Cette différence, cette nuance dans l’emploi des termes, nous apparaît ainsi n’être valable que dans le cadre d’une « neutrisation » effective, à savoir indiquée explicitement par l’emploi du terme qui reste à faire advenir dans les dictionnaires, mais surtout par un usage concret dans notre quotidien. Le néologisme « neutriser » étant encore inconnu de la langue, reste à savoir comment employer les termes de Neutre et de Neutralité en prenant en compte de telles nuances dont le sens est pourtant proche, sinon fort semblable, pour l’entendement commun. Lila Braunschweig n’apporte toutefois pas de réponses quant aux moyens de soulever ce débat linguistique pour en faire un débat politique, et non pas seulement de théorie, mais bien de praxis.

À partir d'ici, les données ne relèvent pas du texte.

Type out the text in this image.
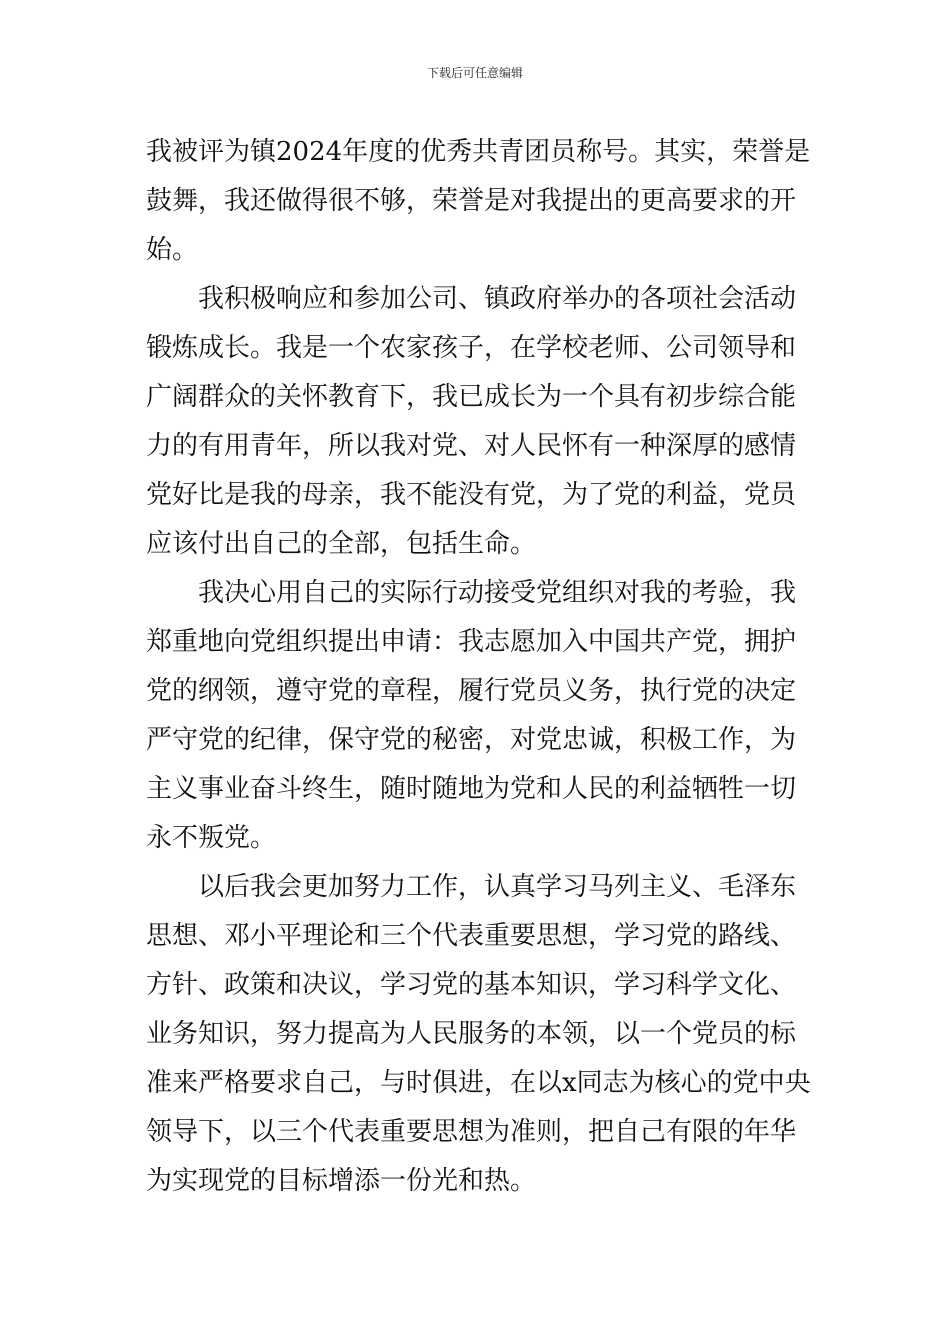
下载后可任意编辑
我被评为镇2024年度的优秀共青团员称号。其实，荣誉是
鼓舞，我还做得很不够，荣誉是对我提出的更高要求的开
始。
我积极响应和参加公司、镇政府举办的各项社会活动
锻炼成长。我是一个农家孩子，在学校老师、公司领导和
广阔群众的关怀教育下，我已成长为一个具有初步综合能
力的有用青年，所以我对党、对人民怀有一种深厚的感情
党好比是我的母亲，我不能没有党，为了党的利益，党员
应该付出自己的全部，包括生命。
我决心用自己的实际行动接受党组织对我的考验，我
郑重地向党组织提出申请：我志愿加入中国共产党，拥护
党的纲领，遵守党的章程，履行党员义务，执行党的决定
严守党的纪律，保守党的秘密，对党忠诚，积极工作，为
主义事业奋斗终生，随时随地为党和人民的利益牺牲一切
永不叛党。
以后我会更加努力工作，认真学习马列主义、毛泽东
思想、邓小平理论和三个代表重要思想，学习党的路线、
方针、政策和决议，学习党的基本知识，学习科学文化、
业务知识，努力提高为人民服务的本领，以一个党员的标
准来严格要求自己，与时俱进，在以x同志为核心的党中央
领导下，以三个代表重要思想为准则，把自己有限的年华
为实现党的目标增添一份光和热。
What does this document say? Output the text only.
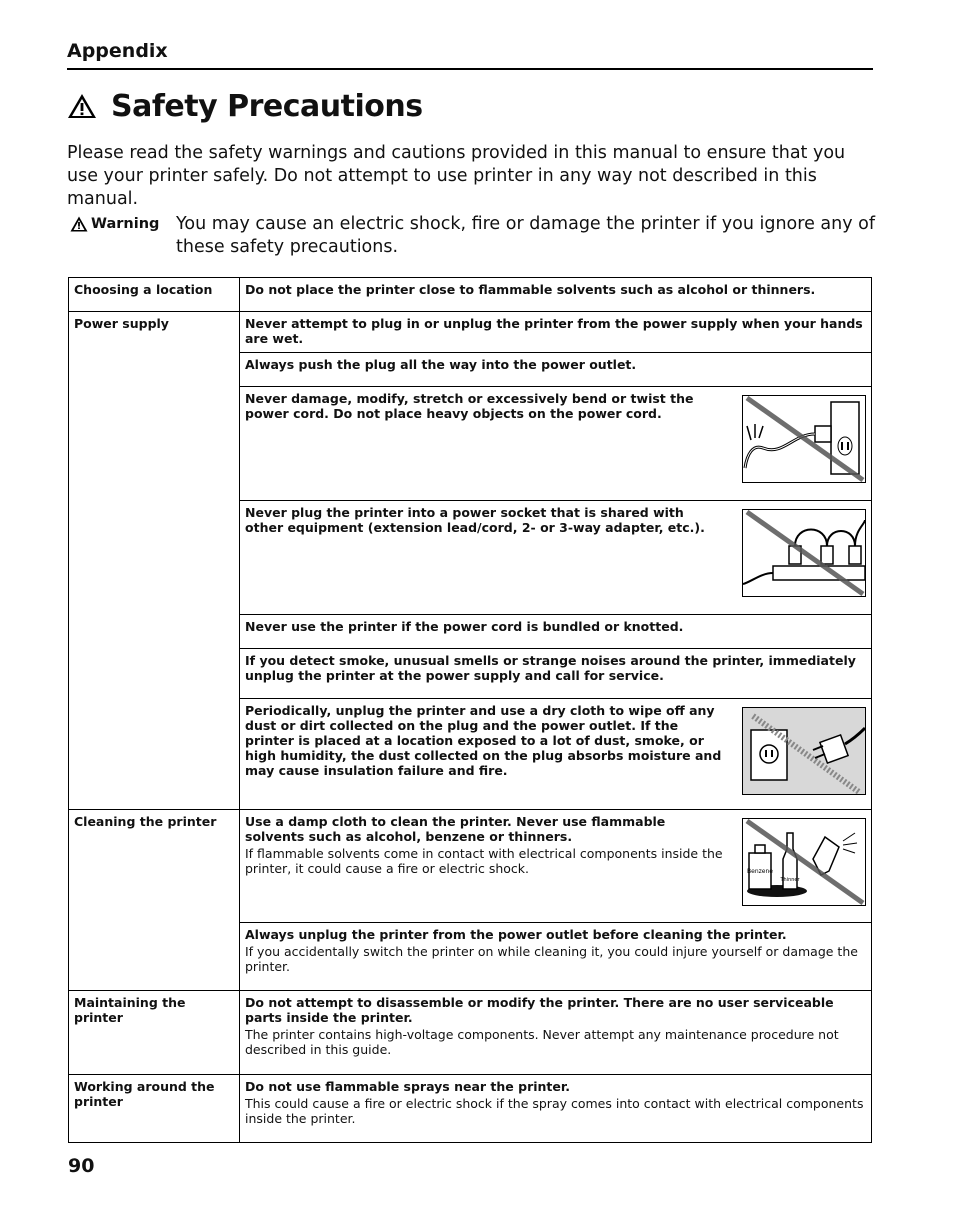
Appendix
Safety Precautions
Please read the safety warnings and cautions provided in this manual to ensure that you use your printer safely. Do not attempt to use printer in any way not described in this manual.
Warning You may cause an electric shock, fire or damage the printer if you ignore any of these safety precautions.
Choosing a location	Do not place the printer close to flammable solvents such as alcohol or thinners.
Power supply	Never attempt to plug in or unplug the printer from the power supply when your hands are wet.
	Always push the plug all the way into the power outlet.

	Never damage, modify, stretch or excessively bend or twist the power cord. Do not place heavy objects on the power cord.

	Never plug the printer into a power socket that is shared with other equipment (extension lead/cord, 2- or 3-way adapter, etc.).

	Never use the printer if the power cord is bundled or knotted.
	If you detect smoke, unusual smells or strange noises around the printer, immediately unplug the printer at the power supply and call for service.

	Periodically, unplug the printer and use a dry cloth to wipe off any dust or dirt collected on the plug and the power outlet. If the printer is placed at a location exposed to a lot of dust, smoke, or high humidity, the dust collected on the plug absorbs moisture and may cause insulation failure and fire.

Cleaning the printer	Use a damp cloth to clean the printer. Never use flammable solvents such as alcohol, benzene or thinners.
If flammable solvents come in contact with electrical components inside the printer, it could cause a fire or electric shock. Benzene
Thinner

	Always unplug the printer from the power outlet before cleaning the printer.
If you accidentally switch the printer on while cleaning it, you could injure yourself or damage the printer.

Maintaining the printer	Do not attempt to disassemble or modify the printer. There are no user serviceable parts inside the printer.
The printer contains high-voltage components. Never attempt any maintenance procedure not described in this guide.

Working around the printer	Do not use flammable sprays near the printer.
This could cause a fire or electric shock if the spray comes into contact with electrical components inside the printer.
90
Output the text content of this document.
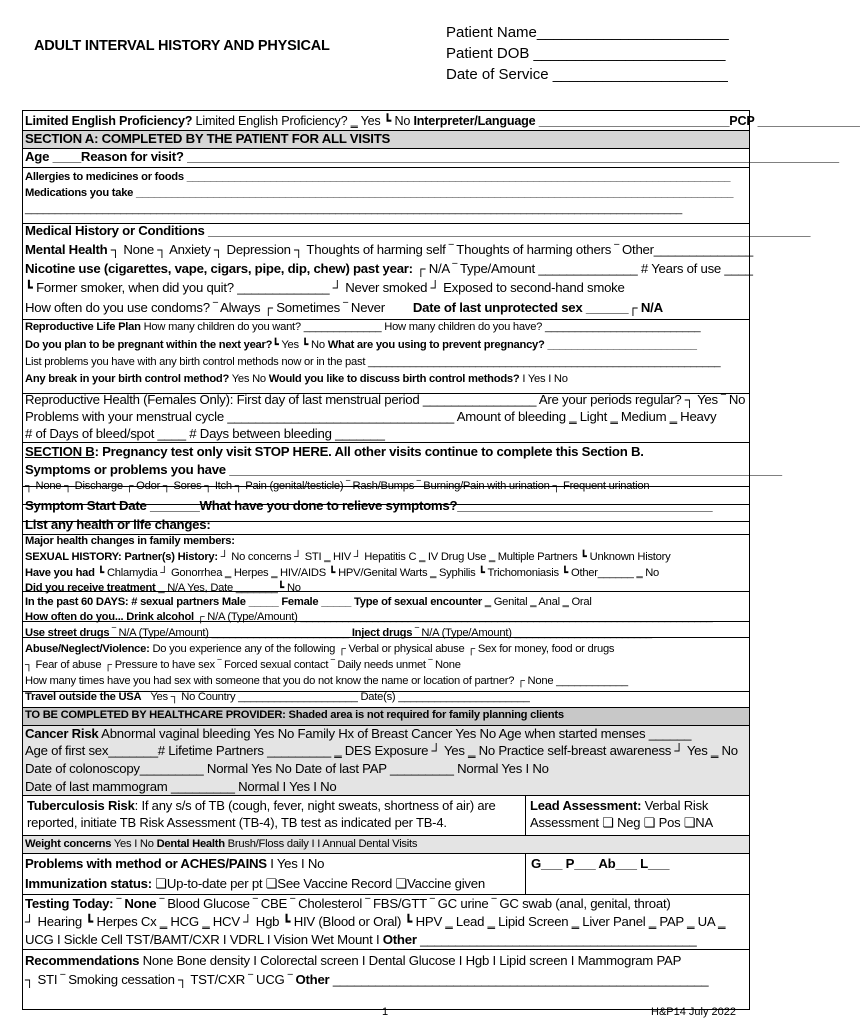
ADULT INTERVAL HISTORY AND PHYSICAL
Patient Name_______________________
Patient DOB _______________________
Date of Service _____________________
Limited English Proficiency? Limited English Proficiency? ‗ Yes ┗ No Interpreter/Language ____________________________PCP _______________
SECTION A: COMPLETED BY THE PATIENT FOR ALL VISITS
Age ____Reason for visit? ____________________________________________________________________________________________
Allergies to medicines or foods ___________________________________________________________________________________________
Medications you take ____________________________________________________________________________________________________
______________________________________________________________________________________________________________
Medical History or Conditions _____________________________________________________________________________________
Mental Health ┐ None ┐ Anxiety ┐ Depression ┐ Thoughts of harming self ‾ Thoughts of harming others ‾ Other______________
Nicotine use (cigarettes, vape, cigars, pipe, dip, chew) past year: ┌ N/A ‾ Type/Amount ______________ # Years of use ____
┗ Former smoker, when did you quit? _____________ ┘ Never smoked ┘ Exposed to second-hand smoke
How often do you use condoms? ‾ Always ┌ Sometimes ‾ Never Date of last unprotected sex ______┌ N/A
Reproductive Life Plan How many children do you want? _____________ How many children do you have? __________________________
Do you plan to be pregnant within the next year?┗ Yes ┗ No What are you using to prevent pregnancy? _________________________
List problems you have with any birth control methods now or in the past ___________________________________________________________
Any break in your birth control method? Yes No Would you like to discuss birth control methods? I Yes I No
Reproductive Health (Females Only): First day of last menstrual period ________________ Are your periods regular? ┐ Yes ‾ No
Problems with your menstrual cycle ________________________________ Amount of bleeding ‗ Light ‗ Medium ‗ Heavy
# of Days of bleed/spot ____ # Days between bleeding _______
SECTION B: Pregnancy test only visit STOP HERE. All other visits continue to complete this Section B.
Symptoms or problems you have ______________________________________________________________________________
┐ None ┐ Discharge ┌ Odor ┐ Sores ┐ Itch ┐ Pain (genital/testicle) ‾ Rash/Bumps ‾ Burning/Pain with urination ┐ Frequent urination
Symptom Start Date _______What have you done to relieve symptoms?____________________________________
List any health or life changes:
Major health changes in family members:
SEXUAL HISTORY: Partner(s) History: ┘ No concerns ┘ STI ‗ HIV ┘ Hepatitis C ‗ IV Drug Use ‗ Multiple Partners ┗ Unknown History
Have you had ┗ Chlamydia ┘ Gonorrhea ‗ Herpes ‗ HIV/AIDS ┗ HPV/Genital Warts ‗ Syphilis ┗ Trichomoniasis ┗ Other______ ‗ No
Did you receive treatment ‗ N/A Yes, Date _______┗ No
In the past 60 DAYS: # sexual partners Male _____ Female _____ Type of sexual encounter ‗ Genital ‗ Anal ‗ Oral
How often do you... Drink alcohol ┌ N/A (Type/Amount) _____________________________________________________________________
Use street drugs ‾ N/A (Type/Amount) _______________________ Inject drugs ‾ N/A (Type/Amount) _______________________
Abuse/Neglect/Violence: Do you experience any of the following ┌ Verbal or physical abuse ┌ Sex for money, food or drugs
┐ Fear of abuse ┌ Pressure to have sex ‾ Forced sexual contact ‾ Daily needs unmet ‾ None
How many times have you had sex with someone that you do not know the name or location of partner? ┌ None ____________
Travel outside the USA ‾ Yes ┐ No Country ____________________ Date(s) ______________________
TO BE COMPLETED BY HEALTHCARE PROVIDER: Shaded area is not required for family planning clients
Cancer Risk Abnormal vaginal bleeding Yes No Family Hx of Breast Cancer Yes No Age when started menses ______
Age of first sex_______# Lifetime Partners _________ ‗ DES Exposure ┘ Yes ‗ No Practice self-breast awareness ┘ Yes ‗ No
Date of colonoscopy_________ Normal Yes No Date of last PAP _________ Normal Yes I No
Date of last mammogram _________ Normal I Yes I No
Tuberculosis Risk: If any s/s of TB (cough, fever, night sweats, shortness of air) are reported, initiate TB Risk Assessment (TB-4), TB test as indicated per TB-4.
Lead Assessment: Verbal Risk Assessment ❏ Neg ❏ Pos ❏NA
Weight concerns Yes I No Dental Health Brush/Floss daily I I Annual Dental Visits
Problems with method or ACHES/PAINS I Yes I No	G___ P___ Ab___ L___
Immunization status: ❏Up-to-date per pt ❏See Vaccine Record ❏Vaccine given
Testing Today: ‾ None ‾ Blood Glucose ‾ CBE ‾ Cholesterol ‾ FBS/GTT ‾ GC urine ‾ GC swab (anal, genital, throat)
┘ Hearing ┗ Herpes Cx ‗ HCG ‗ HCV ┘ Hgb ┗ HIV (Blood or Oral) ┗ HPV ‗ Lead ‗ Lipid Screen ‗ Liver Panel ‗ PAP ‗ UA ‗
UCG I Sickle Cell TST/BAMT/CXR I VDRL I Vision Wet Mount I Other _______________________________________
Recommendations None Bone density I Colorectal screen I Dental Glucose I Hgb I Lipid screen I Mammogram PAP
┐ STI ‾ Smoking cessation ┐ TST/CXR ‾ UCG ‾ Other _____________________________________________________
1	H&P14 July 2022
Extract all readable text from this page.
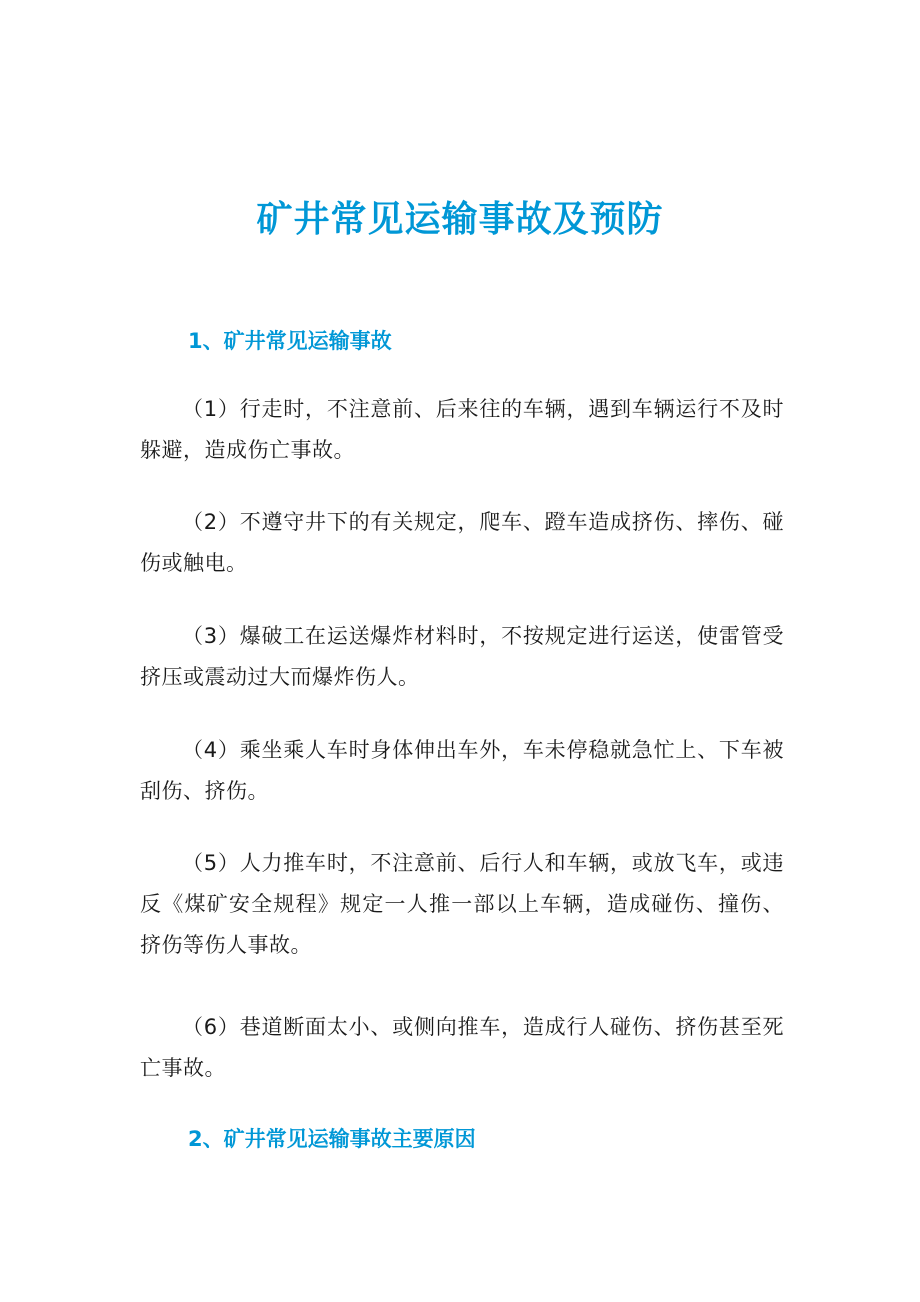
矿井常见运输事故及预防
1、矿井常见运输事故

（1）行走时，不注意前、后来往的车辆，遇到车辆运行不及时躲避，造成伤亡事故。

（2）不遵守井下的有关规定，爬车、蹬车造成挤伤、摔伤、碰伤或触电。

（3）爆破工在运送爆炸材料时，不按规定进行运送，使雷管受挤压或震动过大而爆炸伤人。

（4）乘坐乘人车时身体伸出车外，车未停稳就急忙上、下车被刮伤、挤伤。

（5）人力推车时，不注意前、后行人和车辆，或放飞车，或违反《煤矿安全规程》规定一人推一部以上车辆，造成碰伤、撞伤、挤伤等伤人事故。

（6）巷道断面太小、或侧向推车，造成行人碰伤、挤伤甚至死亡事故。

2、矿井常见运输事故主要原因
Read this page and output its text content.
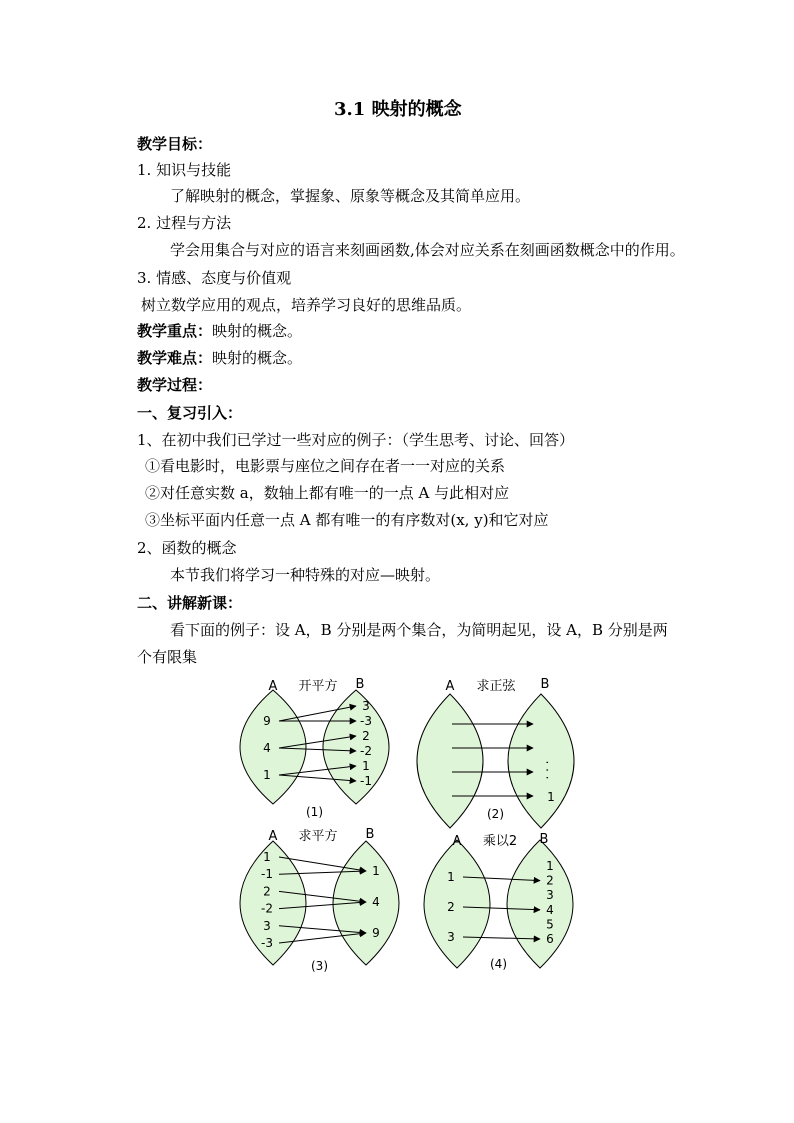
3.1 映射的概念
教学目标：
1. 知识与技能
了解映射的概念，掌握象、原象等概念及其简单应用。
2. 过程与方法
学会用集合与对应的语言来刻画函数,体会对应关系在刻画函数概念中的作用。
3. 情感、态度与价值观
树立数学应用的观点，培养学习良好的思维品质。
教学重点：映射的概念。
教学难点：映射的概念。
教学过程：
一、复习引入：
1、在初中我们已学过一些对应的例子：（学生思考、讨论、回答）
①看电影时，电影票与座位之间存在者一一对应的关系
②对任意实数 a，数轴上都有唯一的一点 A 与此相对应
③坐标平面内任意一点 A 都有唯一的有序数对(x, y)和它对应
2、函数的概念
本节我们将学习一种特殊的对应—映射。
二、讲解新课：
看下面的例子：设 A，B 分别是两个集合，为简明起见，设 A，B 分别是两
个有限集
A	B
开平方
(1)
9
4
1
3
-3
2
-2
1
-1
A	B
求正弦
(2)
1
· · ·
A	B
求平方
(3)
1
-1
2
-2
3
-3
1
4
9
A	B
乘以2
(4)
1
2
3
1
2
3
4
5
6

Ainsi, entre la Neutralité qui neutralise les expressions et puissances de chacun au contraire du Neutre qui les libéreraient, le renversement du paradigme ne s’effectuerait-il pas davantage – au-delà de la finesse linguistique et de l’habileté verbale – par une sorte de « tournant ontologique » [5] produit à travers un changement radical de politiques sociales, notamment à travers une autre éducation (que compétitive et individualiste) et par la promotion d’autres valeurs (que matérielles et disruptives) ? Dans ce cas, l’auteure sera sans doute d’accord avec nous pour dire que le « vivre ensemble » ne devrait plus uniquement reposer sur des jugements moraux définis par les seuls intérêts de ceux qui détiennent le pouvoir d’imposer leurs propres valeurs, mais bien plutôt – et enfin ! – sur de grands principes immanents d’un droit constitué à partir d’une « éthique politique » (spinoziste). Car sans éthique comme fondement de la politique, à savoir sans ce rapport à observer et à ajuster entre des variables propres à la loi – dans le sens juridique (non religieux) du terme – nous pouvons toujours « neutriser », cela n’abolira jamais les violences qui ne fleurissent jamais autant, précisément, que dans une société dont le paradigme sociopolitique ne repose que sur un capitalisme alimenté par les prétentions identitaires et les arrogances individualistes contraires aux principes de la loi commune, prétentions et arrogances toujours promptes à servir ceux qui imposent – par les privilèges que leur octroient leurs dominations capitalistiques notamment – toutes sortes de discriminations sociales en favorisant finalement une sorte de jusnaturalisme de mauvais aloi, quel que soit, par ailleurs, le régime politique de cette société. Dès lors, on se demande de quelle manière « neutriser » pourrait-il faire enfin surgir une éthique politique faisant fi des privilèges et des intérêts dominants admis par la société comme « naturels ». Sinon, peut-être en établissant des liens clairs entre le Neutre et l’éthique, et en déterminant comment cette dernière pourrait se saisir pleinement du Neutre comme l’un de ses principes fondamentaux en rompant, une fois pour toutes, avec ces sempiternels jugements et opinions de type capitalistiques et religieux (qui n’ont rien à voir avec l’équité sociale et la spiritualité), mais aussi avec cet individualisme (qui, lui, n’a rien à voir avec l’individuation).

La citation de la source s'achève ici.